Key themes observed from PwC’s Major Banks Analysis include:
Major banks’ results highlights: PwC’s Major Banks Analysis highlights key themes from the combined local currency results of Absa, FirstRand, Nedbank and Standard Bank, and provides reflections from the common strategic themes within the other South African banks.
“What we note in these results is the continued characteristics of South Africa’s major banks being well diversified, resilient and able to unlock growth. Despite complexities and uncertainties that are anticipated for the rest of 2024, we expect that the major banks will remain focused on supporting clients, managing risk, leveraging technology and developing talent—aligned to their strategic visions.”
“Notwithstanding difficult operating conditions, South Africa’s major banks steered through the first half of 2024 with purposeful resilience. These commendable results reflect the quality of leadership teams and talent resident within the South African banking industry as they manage the twin priorities of dealing with present conditions while anticipating pivotal trends, and positioning their businesses accordingly.”
Outlook: As anticipated, 2024 has so far met expectations of being a year emblematic of considerable complexity, uncertainty and forecast risk—themes we expect to hold for the rest of the year.
Unresolved conflicts in Eastern Europe and the Middle East continue to elevate regional and global geopolitical tensions and complicate the macroeconomic outlook. Meanwhile, elections in the US in the second half of 2024—together with key African countries including Mozambique, Ghana and Namibia—add further elements of unpredictability to the outlook.
Overall, the International Monetary Fund forecasts global growth of 3.2% for 2024, with emerging market and developing economies expected to grow by 4.3% in both 2024 and 2025. In aggregate, the major banks forecast South African GDP growth of 1% in 2024, with potential for material upside depending on the path and progress of structural reforms.

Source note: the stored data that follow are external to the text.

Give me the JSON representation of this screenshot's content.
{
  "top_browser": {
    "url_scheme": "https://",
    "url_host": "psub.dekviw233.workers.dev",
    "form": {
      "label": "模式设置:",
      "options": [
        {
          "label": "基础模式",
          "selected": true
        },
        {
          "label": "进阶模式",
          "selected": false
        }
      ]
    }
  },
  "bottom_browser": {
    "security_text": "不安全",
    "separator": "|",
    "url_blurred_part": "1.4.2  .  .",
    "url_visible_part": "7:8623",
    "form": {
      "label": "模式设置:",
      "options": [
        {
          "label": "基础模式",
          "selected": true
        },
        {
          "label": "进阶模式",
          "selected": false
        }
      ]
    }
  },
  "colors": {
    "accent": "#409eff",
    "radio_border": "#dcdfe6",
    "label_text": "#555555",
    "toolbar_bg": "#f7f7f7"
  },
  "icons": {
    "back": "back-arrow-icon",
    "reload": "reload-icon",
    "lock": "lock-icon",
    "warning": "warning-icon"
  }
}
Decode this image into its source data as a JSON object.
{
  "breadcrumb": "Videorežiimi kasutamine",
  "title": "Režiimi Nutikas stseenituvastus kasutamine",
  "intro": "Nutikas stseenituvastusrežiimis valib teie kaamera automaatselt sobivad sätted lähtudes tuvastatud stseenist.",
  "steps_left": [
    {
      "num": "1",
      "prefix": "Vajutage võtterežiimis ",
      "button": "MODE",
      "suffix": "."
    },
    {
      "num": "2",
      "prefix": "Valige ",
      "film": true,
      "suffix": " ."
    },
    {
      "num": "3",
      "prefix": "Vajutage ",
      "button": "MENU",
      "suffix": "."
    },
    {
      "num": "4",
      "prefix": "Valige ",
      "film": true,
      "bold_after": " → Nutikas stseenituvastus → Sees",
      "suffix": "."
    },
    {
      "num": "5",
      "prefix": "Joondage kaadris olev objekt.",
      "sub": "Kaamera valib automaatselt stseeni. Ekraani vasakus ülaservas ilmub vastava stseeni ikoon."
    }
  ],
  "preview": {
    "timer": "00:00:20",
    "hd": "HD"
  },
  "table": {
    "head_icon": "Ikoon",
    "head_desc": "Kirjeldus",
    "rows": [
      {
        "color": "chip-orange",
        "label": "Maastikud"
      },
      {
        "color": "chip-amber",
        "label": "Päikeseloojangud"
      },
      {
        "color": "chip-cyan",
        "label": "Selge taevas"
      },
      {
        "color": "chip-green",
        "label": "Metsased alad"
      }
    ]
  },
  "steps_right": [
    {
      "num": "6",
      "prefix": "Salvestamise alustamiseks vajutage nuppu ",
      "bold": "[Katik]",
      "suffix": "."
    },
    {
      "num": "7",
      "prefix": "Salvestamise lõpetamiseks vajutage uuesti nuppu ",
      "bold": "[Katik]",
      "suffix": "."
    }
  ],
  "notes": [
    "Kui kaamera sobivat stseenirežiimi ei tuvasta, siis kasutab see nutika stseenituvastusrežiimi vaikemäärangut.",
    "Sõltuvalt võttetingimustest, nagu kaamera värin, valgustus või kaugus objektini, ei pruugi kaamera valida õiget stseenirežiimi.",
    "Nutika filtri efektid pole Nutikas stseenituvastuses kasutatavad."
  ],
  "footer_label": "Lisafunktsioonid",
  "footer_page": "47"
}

While growth expectations for sub-Saharan Africa remain more favourable than South Africa, adverse weather-related incidents remain a material forecast concern.
Positively, consensus around the global, regional and local inflation outlook has improved, with expectations for monetary policy action to reduce interest rates—albeit at a modest and measured pace—widely expected to commence in September.
Overall, the major banks have noted their focus remains on executing their carefully calibrated bank strategies which include their African operations outside SA, unlocking efficiencies, further enhancing customer experiences and leveraging their balance sheets to support sustainable financing in localised contexts.
Replicating the operating momentum of a strong 2023 and a resilient performance in the first half of 2024 will remain front and centre for management teams amidst acute levels of uncertainty.